Post Description
Er zijn aan het begin van de negentiende eeuw in ons land ‘luilevende armen’ die in plaats van te werken liever hun hand ophouden. Men noemt ze ‘ene grief voor onze natuur, luije buiken, onbeschaamde deugnieten, zedelooze voorwerpen’. In het in 1822 te Overijssel opgerichte bedelaarsgesticht de Ommerschans zullen die eens hard worden aangepakt en heropgevoed. Uit alle windstreken, van Hoorn tot Veere en van Brussel tot Groningen, worden de bedelaars door gemeentebesturen ‘opgezonden’. Maar zijn het wel allemaal bedelaars? Met veel liefde voor het onderwerp en de mensen die er een rol in spelen, en met oog voor vermakelijke details, vertelt Wil Schackmann het verhaal van het gesticht en zijn bewoners.
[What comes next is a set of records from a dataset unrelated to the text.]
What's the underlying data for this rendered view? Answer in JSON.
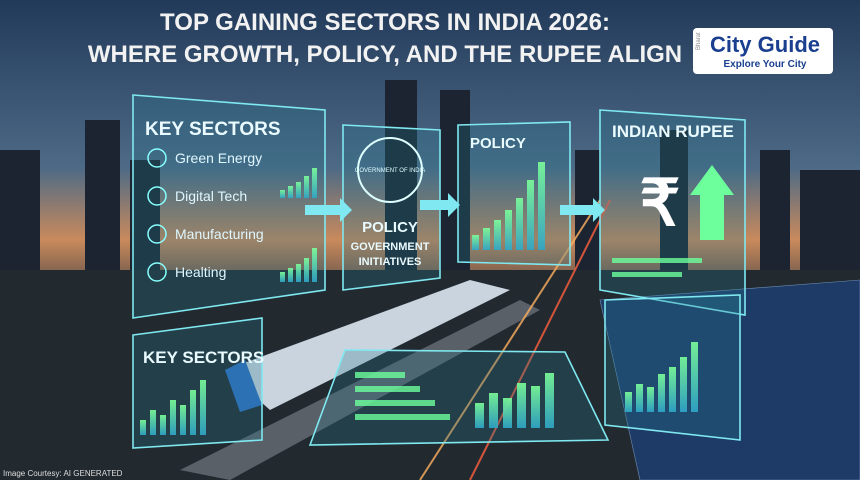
{
  "header": {
    "title_lines": [
      "TOP GAINING SECTORS IN INDIA 2026:",
      "WHERE GROWTH, POLICY, AND THE RUPEE ALIGN"
    ]
  },
  "logo": {
    "brand": "City Guide",
    "tagline": "Explore Your City",
    "side": "Bharat"
  },
  "panels": {
    "key_sectors": {
      "title": "KEY SECTORS",
      "items": [
        "Green Energy",
        "Digital Tech",
        "Manufacturing",
        "Healting"
      ]
    },
    "policy_seal": {
      "seal": "GOVERNMENT OF INDIA",
      "title": "POLICY",
      "subtitle_lines": [
        "GOVERNMENT",
        "INITIATIVES"
      ]
    },
    "policy_chart": {
      "title": "POLICY"
    },
    "rupee": {
      "title": "INDIAN RUPEE",
      "symbol": "₹"
    },
    "key_sectors_lower": {
      "title": "KEY SECTORS"
    }
  },
  "credit": "Image Courtesy: AI GENERATED"
}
Met verrassende conclusies.
Recensie(s)
In dit boek wordt ingedeeld naar periode – vooral het tijdvak tussen 1818 en 1827 – de geschiedenis verteld van de kolonie Ommerschans waar de Maatschappij van Weldadigheid trachtte armen weer 'bekwaam tot den arbeid' te maken. Er is een uitvoerige inleiding over de economische omstandigheden kort na de Vrijwording (1813) van de Fransen en over de keuze en inrichting van de plek. Er zijn beschrijvingen van individuele, opgenomen armen. Maatregelen van plaatselijke overheden en van de koning worden besproken en vooral ook de grote verschillen tussen de armen ten gevolge van de aanzienlijke mate van willekeur bij de toezending. Eronder waren lieden die wel degelijk werk hadden. En met de vrouwen kwamen veel kleine kinderen mee. Achterin een naamlijst van de eerste 1252 'kolonisten', waaronder ook enkele 'Belgische Nederlanders'. Met enkele illustraties in zwart-wit. De auteur heeft naarstig geput uit brieven en verslagen en heeft die gegevens omgesmeed tot een vlot leesbaar verhaal. Schackmann was jeugdwerker en journalist en is vanaf 1986 uitsluitend schrijver. Eerder publiceerde hij het geprezen 'De proefkolonie' (2006)* over Frederiksoord.